To climb your throat on sobs….

Dying men may have strange visions, especially men with enquiring minds who are diggers out of truth, who carry within them something of Owen himself.

A passing thought, probably not worth considering. Still, both poems do have a philosophical bent.

To be one with nature after death (43-7) whether from the idealistic view of the poet or from the realistic one of the ordinary soldier, would certainly serve a useful purpose.

To grain, then, go my fat, to buds my sap,

For all the usefulness there is in soap (48-9)

While at the same time

I shall be better off with plants that share

More peaceably the meadow and the shower (52-3)

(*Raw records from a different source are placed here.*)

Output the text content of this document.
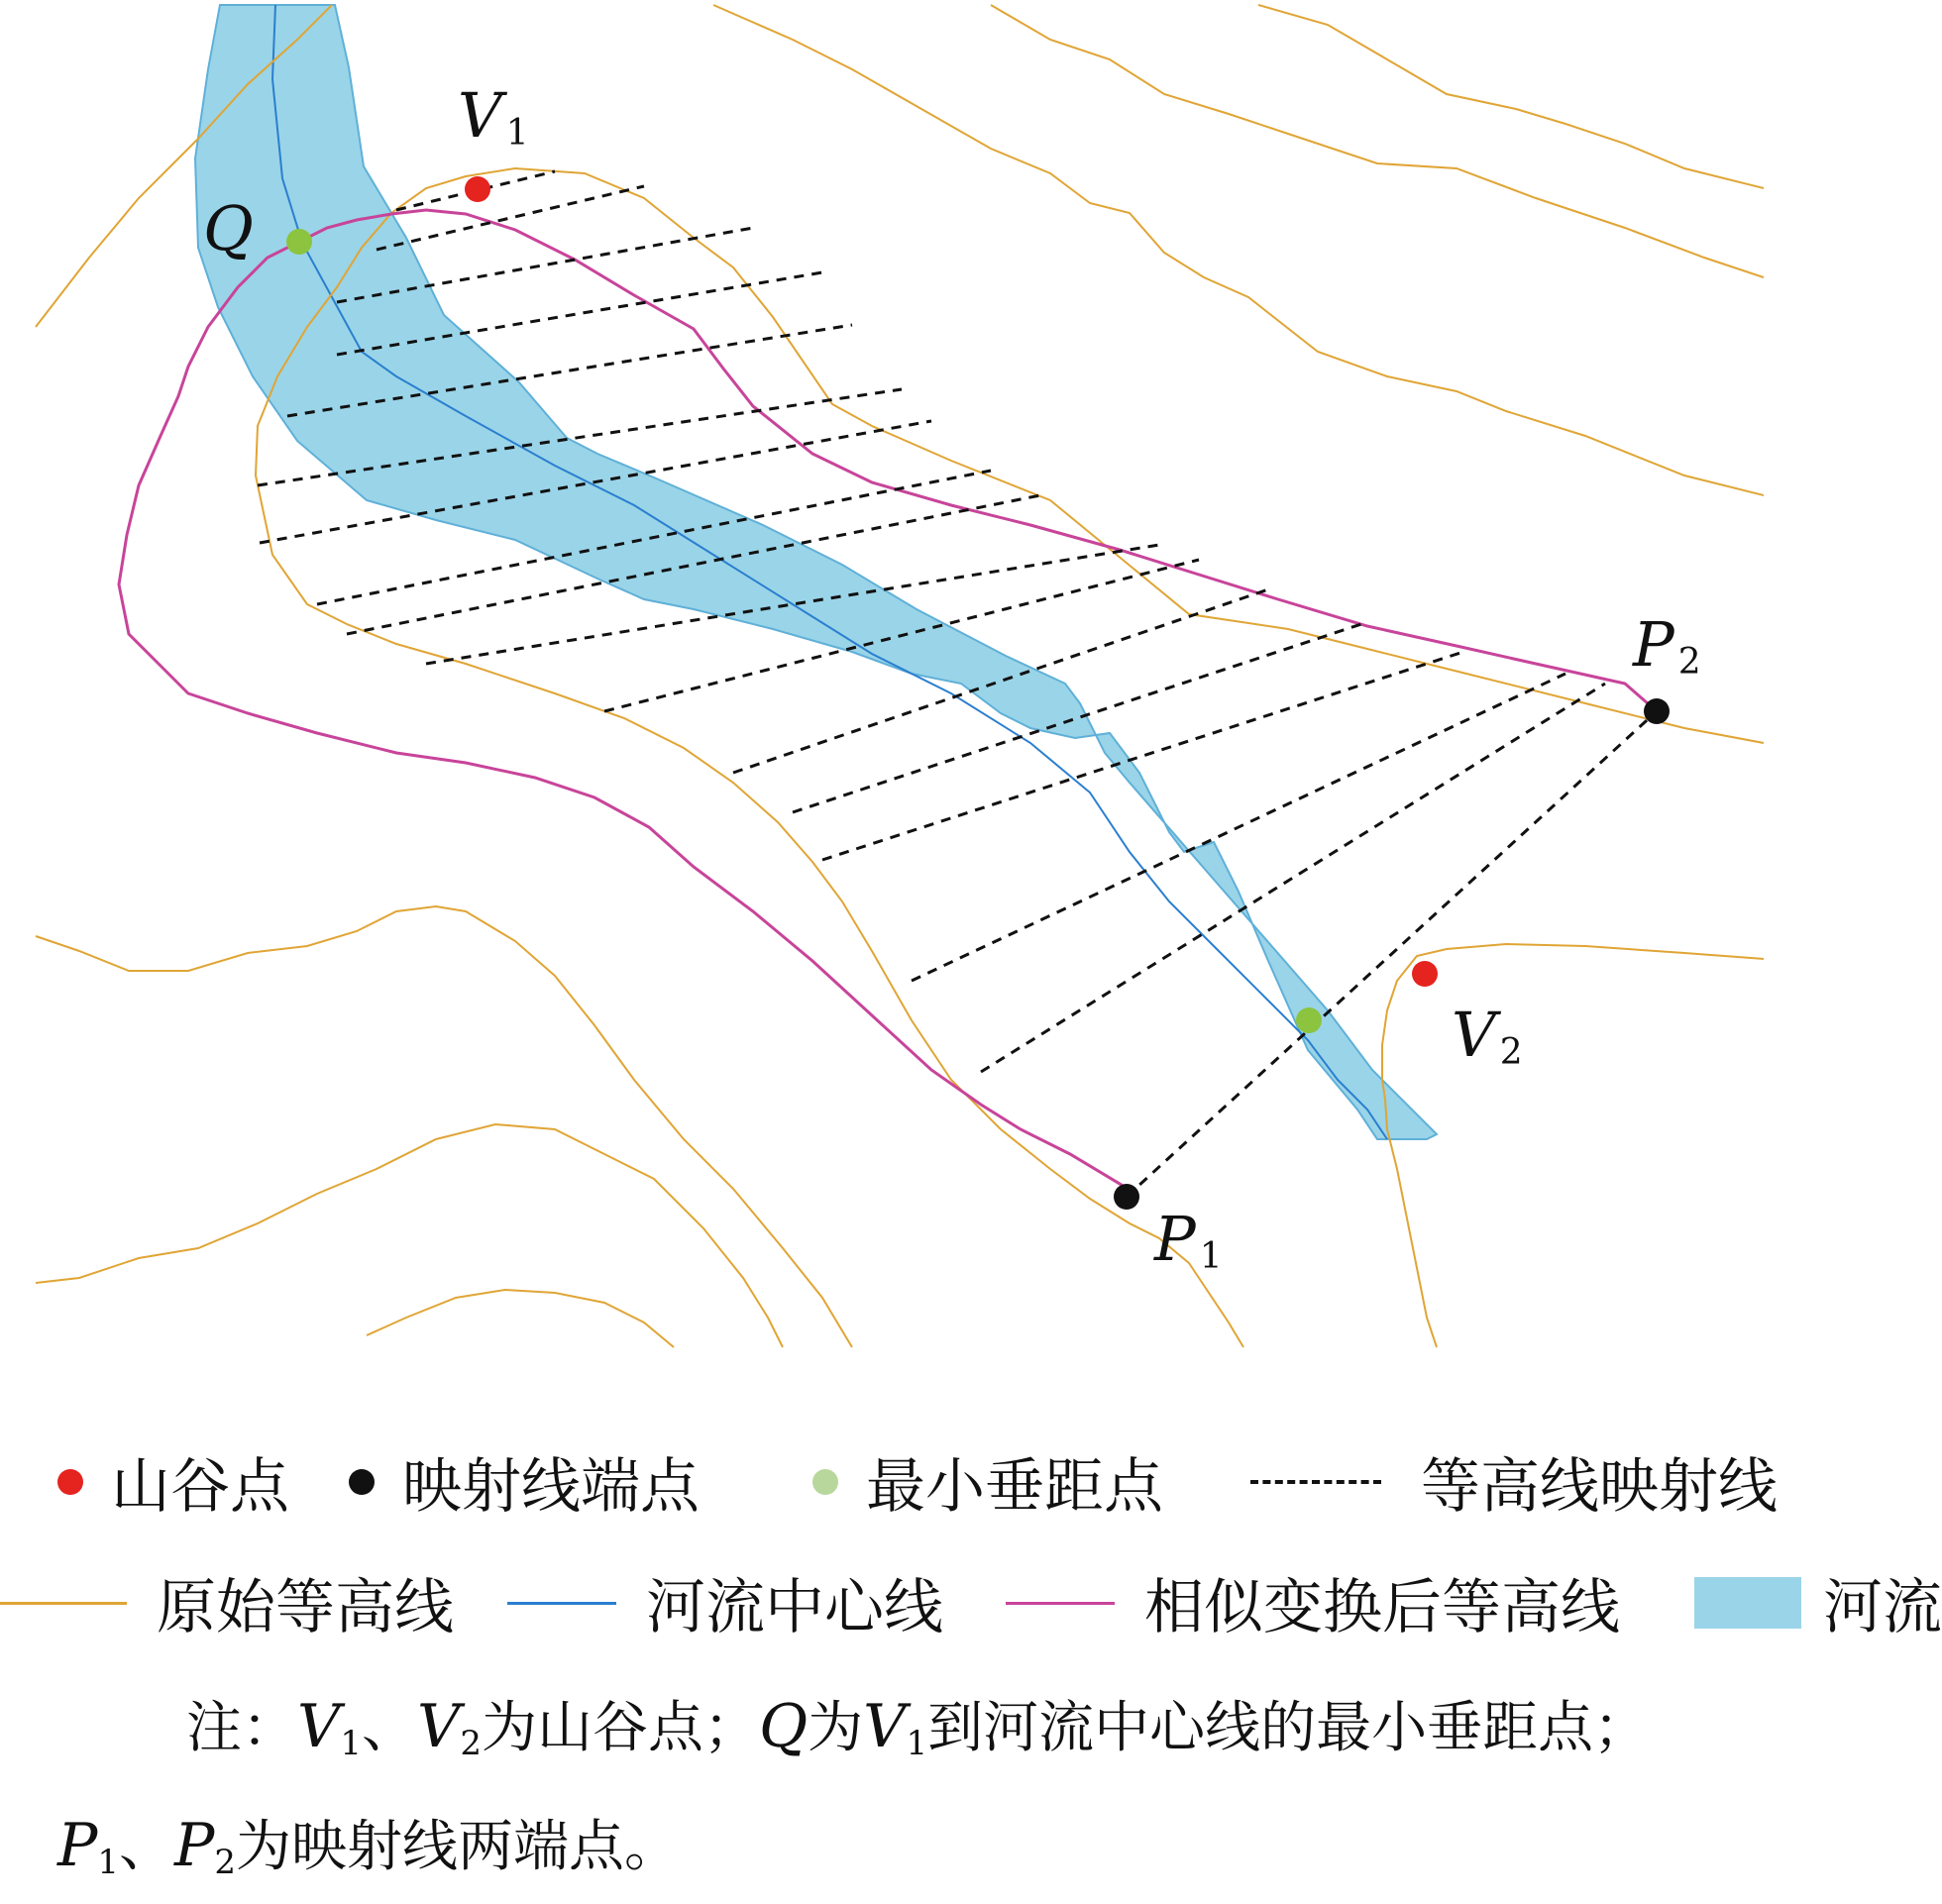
V 1
Q
V 2
P 1
P 2
山谷点 映射线端点	最小垂距点	等高线映射线
原始等高线	河流中心线	相似变换后等高线	河流
注：$V_1$、$V_2$为山谷点；Q为$V_1$到河流中心线的最小垂距点；
$P_1$、$P_2$为映射线两端点。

Which is fine until that further logical step:

……I'll not hear (the guns)

Or if I wince, I shall not know I wince. (56-7)

To be unaware of evil things, that's good; but to be unaware of the good? An amalgam of hope and despair. "My soul's poor comfort" - yes; however, on the other hand, "my soul's a little grief (61) to be wiped by fresher winds" (63), the wind perhaps that blew down at Pentecost.

"Carry my crying spirit" (64) the dying man (and Owen himself?) pleads, "To do without what blood remained these wounds." (65). Blood is an ambiguous symbol, of salvation but still also of guilt. We think that spiritual certainties had become less than secure in the latter part of the life of Wilfred Owen. A TERRE, more than most, may show us the way his thoughts were taking him up to the time of his death.